By Priscilla Rodriguez | m/Oppenheim Media Writer
Students in public schools across the United States are finally experiencing an important switch to quality education, with more schools implementing music education programs that are proven to steer children toward academic excellence.
The nonprofit Education Through Music (ETM), stationed in New York City, has helped hundreds of schools in New York and Los Angeles to realize the significance and impact of giving a child a high quality music education throughout their lives.
“We find bringing music education to students can serve as a catalyst to improve academic achievement, motivation for school, and self-confidence,” explained Executive Director of ETM, Katherine Damkohler, in an email.
Damkohler first-handedly witnessed the impact of such programs when she was a principal at a K-12 school that was scheduled to shut down within one year, as she initiated a new music education program that would lead the school to success.
“With this one change, the school saw phenomenal changes in the school culture, attendance and test scores,” she wrote.
“The music program really drove a change at the school, and the decision was made to keep the school open,” she added.
“The school won a National Blue Ribbon Award and was honored at the White House.”
For twenty-six years Damkohler has worked with ETM to assist inner-city, urban schools that lack sufficient resources to provide their children with arts programs.
In many cases, these public institutions don’t have the proper funds to sustain long-term programs, or yet more simply, and detrimentally, don’t have the proper leadership to stand behind the cause.
ETM however works through these barriers by providing guidance for partner schools as they begin to develop and implement music programs, including in the process of implementing the curriculum, building band and orchestra ensembles, the process of configuring new music classrooms, and in recruiting passionate music teachers who will champion the programs.
“We are most proud of recruiting and placing great music teachers in schools. Great teachers can have such a huge impact on so many students and communities, so the music teachers are critical to our success,” says Damkohler.
Currently, ETM is partnered with 57 schools in New York and its affiliate program is connected in Los Angeles, reaching well over 42,000 students — many of them students of color (92%) and students from low-income families.
While the benefits of a great music education have become evident over time through studies that explore the dynamic influences of art in children’s lives, Damkohler says that one of the greatest obstacles for the program has been relaying the message to some education leaders that long-term, ongoing music education is necessary to serve every child.

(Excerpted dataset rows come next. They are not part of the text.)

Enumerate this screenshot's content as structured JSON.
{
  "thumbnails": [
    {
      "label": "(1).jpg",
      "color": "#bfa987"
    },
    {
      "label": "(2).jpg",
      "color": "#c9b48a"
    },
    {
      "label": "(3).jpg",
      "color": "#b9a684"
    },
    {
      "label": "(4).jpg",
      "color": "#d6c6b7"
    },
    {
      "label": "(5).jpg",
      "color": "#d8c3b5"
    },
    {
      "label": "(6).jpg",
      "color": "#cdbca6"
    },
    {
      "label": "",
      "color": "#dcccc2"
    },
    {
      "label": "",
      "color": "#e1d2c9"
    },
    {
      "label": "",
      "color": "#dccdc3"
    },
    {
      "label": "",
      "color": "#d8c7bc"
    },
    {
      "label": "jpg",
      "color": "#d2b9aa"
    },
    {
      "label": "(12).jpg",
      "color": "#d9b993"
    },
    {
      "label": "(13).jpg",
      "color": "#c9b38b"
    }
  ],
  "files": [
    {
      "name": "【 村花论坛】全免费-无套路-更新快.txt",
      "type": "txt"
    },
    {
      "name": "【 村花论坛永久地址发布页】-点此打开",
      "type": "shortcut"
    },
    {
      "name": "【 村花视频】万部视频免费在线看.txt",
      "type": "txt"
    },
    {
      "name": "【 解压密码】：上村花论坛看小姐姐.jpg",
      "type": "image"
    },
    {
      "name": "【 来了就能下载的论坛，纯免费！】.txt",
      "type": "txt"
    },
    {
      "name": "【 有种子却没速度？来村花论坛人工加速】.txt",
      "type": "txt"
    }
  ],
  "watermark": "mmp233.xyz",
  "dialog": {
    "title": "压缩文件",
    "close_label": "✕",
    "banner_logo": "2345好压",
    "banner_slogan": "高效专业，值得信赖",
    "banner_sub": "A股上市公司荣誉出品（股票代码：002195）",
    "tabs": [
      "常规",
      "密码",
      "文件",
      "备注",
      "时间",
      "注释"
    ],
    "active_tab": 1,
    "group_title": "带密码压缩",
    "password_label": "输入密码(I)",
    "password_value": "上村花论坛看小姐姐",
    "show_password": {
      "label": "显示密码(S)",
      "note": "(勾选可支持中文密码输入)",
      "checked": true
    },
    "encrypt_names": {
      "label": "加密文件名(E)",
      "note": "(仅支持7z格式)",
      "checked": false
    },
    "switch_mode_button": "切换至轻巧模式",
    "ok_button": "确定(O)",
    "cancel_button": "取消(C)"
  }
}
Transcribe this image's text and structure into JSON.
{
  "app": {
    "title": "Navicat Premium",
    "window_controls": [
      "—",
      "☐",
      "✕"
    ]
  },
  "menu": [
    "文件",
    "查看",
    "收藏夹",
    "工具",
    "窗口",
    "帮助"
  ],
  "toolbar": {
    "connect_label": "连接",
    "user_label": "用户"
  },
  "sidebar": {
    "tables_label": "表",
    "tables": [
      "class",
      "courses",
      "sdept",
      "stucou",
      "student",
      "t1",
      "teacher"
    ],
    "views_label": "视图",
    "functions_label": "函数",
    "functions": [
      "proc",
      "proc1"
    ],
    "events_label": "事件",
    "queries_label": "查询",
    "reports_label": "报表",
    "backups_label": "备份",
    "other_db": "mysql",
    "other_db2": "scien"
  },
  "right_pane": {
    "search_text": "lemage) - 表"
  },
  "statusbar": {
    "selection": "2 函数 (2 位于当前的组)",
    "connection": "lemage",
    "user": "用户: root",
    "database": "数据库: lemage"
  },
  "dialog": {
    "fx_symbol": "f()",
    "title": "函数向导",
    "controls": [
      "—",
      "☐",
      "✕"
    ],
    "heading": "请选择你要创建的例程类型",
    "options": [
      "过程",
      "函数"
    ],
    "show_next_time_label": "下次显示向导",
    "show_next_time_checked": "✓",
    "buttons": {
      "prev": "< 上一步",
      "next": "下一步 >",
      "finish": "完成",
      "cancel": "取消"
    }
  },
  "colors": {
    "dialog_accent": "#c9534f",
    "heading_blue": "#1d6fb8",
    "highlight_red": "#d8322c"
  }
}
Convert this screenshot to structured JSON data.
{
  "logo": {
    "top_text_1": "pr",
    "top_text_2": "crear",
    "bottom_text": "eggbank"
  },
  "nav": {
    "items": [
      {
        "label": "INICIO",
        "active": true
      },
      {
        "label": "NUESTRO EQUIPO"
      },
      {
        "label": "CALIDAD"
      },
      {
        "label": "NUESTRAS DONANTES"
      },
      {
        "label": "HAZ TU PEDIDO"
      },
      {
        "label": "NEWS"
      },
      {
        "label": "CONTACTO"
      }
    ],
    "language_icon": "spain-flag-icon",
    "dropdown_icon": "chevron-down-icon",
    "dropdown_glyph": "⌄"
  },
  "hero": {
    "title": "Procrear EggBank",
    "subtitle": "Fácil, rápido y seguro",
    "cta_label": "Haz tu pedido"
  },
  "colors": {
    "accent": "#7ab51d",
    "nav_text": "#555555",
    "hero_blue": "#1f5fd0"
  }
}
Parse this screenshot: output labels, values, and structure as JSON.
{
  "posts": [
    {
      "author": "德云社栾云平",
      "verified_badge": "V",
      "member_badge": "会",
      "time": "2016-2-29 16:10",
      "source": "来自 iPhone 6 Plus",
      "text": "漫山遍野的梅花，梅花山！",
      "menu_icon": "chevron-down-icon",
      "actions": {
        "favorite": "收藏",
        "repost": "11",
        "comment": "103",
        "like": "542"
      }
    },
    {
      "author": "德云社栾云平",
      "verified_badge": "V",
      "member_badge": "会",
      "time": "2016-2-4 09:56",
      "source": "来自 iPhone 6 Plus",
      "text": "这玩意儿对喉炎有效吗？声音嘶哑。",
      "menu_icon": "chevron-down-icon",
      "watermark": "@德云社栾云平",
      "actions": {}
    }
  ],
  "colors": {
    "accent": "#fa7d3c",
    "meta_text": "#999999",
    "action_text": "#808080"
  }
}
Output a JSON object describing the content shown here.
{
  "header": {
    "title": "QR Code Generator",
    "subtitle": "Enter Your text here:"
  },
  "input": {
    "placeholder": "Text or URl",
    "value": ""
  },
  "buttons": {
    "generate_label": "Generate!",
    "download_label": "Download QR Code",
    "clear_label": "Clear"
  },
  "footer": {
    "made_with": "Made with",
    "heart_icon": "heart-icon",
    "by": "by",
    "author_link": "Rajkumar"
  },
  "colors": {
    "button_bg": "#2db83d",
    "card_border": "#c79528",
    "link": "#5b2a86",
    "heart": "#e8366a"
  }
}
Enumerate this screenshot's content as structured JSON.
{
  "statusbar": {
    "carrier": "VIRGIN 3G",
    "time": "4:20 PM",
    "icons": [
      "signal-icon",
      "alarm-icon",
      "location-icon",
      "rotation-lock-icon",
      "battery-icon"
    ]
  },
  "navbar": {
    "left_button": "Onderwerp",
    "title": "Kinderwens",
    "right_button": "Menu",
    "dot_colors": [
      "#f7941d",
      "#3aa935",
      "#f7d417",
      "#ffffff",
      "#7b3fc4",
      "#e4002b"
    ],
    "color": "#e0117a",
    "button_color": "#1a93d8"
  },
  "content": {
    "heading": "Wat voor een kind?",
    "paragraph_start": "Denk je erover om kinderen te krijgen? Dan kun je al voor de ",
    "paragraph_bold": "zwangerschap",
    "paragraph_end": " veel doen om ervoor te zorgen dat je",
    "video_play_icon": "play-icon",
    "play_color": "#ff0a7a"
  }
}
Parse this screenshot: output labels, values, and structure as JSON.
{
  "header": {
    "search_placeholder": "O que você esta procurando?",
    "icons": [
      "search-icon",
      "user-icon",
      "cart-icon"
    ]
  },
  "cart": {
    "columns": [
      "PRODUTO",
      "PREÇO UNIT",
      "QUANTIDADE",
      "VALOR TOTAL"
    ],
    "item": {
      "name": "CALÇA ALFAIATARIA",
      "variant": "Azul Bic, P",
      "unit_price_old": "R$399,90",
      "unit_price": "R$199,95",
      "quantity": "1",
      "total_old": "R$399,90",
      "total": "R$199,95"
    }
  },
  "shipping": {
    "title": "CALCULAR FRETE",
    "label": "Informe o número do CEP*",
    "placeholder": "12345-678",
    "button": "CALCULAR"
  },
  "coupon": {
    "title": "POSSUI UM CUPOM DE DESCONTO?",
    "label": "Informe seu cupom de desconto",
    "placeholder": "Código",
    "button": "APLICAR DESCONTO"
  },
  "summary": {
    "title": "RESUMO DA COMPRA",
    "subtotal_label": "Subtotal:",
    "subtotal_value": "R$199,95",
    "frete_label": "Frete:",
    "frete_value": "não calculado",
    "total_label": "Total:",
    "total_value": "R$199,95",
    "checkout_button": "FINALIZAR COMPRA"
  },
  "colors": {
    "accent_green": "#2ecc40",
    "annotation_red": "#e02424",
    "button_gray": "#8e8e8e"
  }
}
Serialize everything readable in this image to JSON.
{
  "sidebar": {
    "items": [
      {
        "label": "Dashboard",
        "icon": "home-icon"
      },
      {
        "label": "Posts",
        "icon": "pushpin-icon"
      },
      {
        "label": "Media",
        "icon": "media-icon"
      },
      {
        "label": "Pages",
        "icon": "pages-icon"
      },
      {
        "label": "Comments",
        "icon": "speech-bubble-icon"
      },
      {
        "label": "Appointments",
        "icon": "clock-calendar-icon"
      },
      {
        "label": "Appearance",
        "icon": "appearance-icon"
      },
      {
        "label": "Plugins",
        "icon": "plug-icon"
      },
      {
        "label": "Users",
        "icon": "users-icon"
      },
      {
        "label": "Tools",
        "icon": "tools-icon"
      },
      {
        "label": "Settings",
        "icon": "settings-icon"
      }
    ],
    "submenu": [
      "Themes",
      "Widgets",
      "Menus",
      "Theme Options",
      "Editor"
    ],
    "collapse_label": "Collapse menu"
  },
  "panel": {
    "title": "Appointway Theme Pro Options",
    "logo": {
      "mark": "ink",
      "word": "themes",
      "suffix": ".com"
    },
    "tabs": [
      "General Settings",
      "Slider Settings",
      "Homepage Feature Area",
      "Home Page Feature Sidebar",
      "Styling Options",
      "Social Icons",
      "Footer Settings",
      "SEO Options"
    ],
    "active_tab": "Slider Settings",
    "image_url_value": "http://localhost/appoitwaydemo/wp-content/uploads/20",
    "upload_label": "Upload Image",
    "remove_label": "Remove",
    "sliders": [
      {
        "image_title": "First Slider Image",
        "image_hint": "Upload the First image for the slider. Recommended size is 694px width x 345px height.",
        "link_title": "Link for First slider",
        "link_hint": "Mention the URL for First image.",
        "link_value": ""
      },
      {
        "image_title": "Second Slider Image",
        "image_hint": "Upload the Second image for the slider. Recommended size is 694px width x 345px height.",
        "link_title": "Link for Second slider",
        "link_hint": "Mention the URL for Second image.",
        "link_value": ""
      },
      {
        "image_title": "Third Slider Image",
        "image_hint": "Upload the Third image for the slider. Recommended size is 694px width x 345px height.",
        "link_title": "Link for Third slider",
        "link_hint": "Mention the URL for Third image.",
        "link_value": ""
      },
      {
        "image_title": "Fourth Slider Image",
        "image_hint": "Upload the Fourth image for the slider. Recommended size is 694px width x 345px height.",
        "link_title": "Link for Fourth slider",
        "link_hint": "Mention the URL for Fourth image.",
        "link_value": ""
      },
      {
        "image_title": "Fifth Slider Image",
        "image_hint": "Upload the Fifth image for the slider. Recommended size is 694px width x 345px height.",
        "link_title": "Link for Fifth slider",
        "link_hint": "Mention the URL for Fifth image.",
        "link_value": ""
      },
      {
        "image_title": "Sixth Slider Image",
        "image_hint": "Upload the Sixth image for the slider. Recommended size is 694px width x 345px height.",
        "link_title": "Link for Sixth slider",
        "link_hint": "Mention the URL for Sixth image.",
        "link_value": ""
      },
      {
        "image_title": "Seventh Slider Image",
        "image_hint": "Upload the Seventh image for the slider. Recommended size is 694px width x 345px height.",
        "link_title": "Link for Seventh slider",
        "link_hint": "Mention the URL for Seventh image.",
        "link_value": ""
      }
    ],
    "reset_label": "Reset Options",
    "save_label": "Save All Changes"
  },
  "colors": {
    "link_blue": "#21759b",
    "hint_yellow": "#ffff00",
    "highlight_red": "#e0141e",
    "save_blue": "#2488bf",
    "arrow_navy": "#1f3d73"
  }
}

“There are many programs that provide short-term or fragmented exposure to music through after-school or enrichment programs… We believe music education has the greatest impact as a core subject,” she said.
Additionally, schools often face difficulties in rounding up proper funding to launch and maintain arts programs, as one study found, and money is particularly essential for choirs and orchestras to flourish.
ETM’s programs however are highly cost effective, providing each child with a music education for an entire year for just under $200.
While the music education programs are currently focused in schools within New York and in Los Angeles, ETM is hoping to expand its reach over the next few years to bring the arts to students all across the country.
“We believe all children deserve quality music education, regardless of where they live,” writes Damkohler.
“There are so many urban schools that do not have music education, and where we could have significant impact.”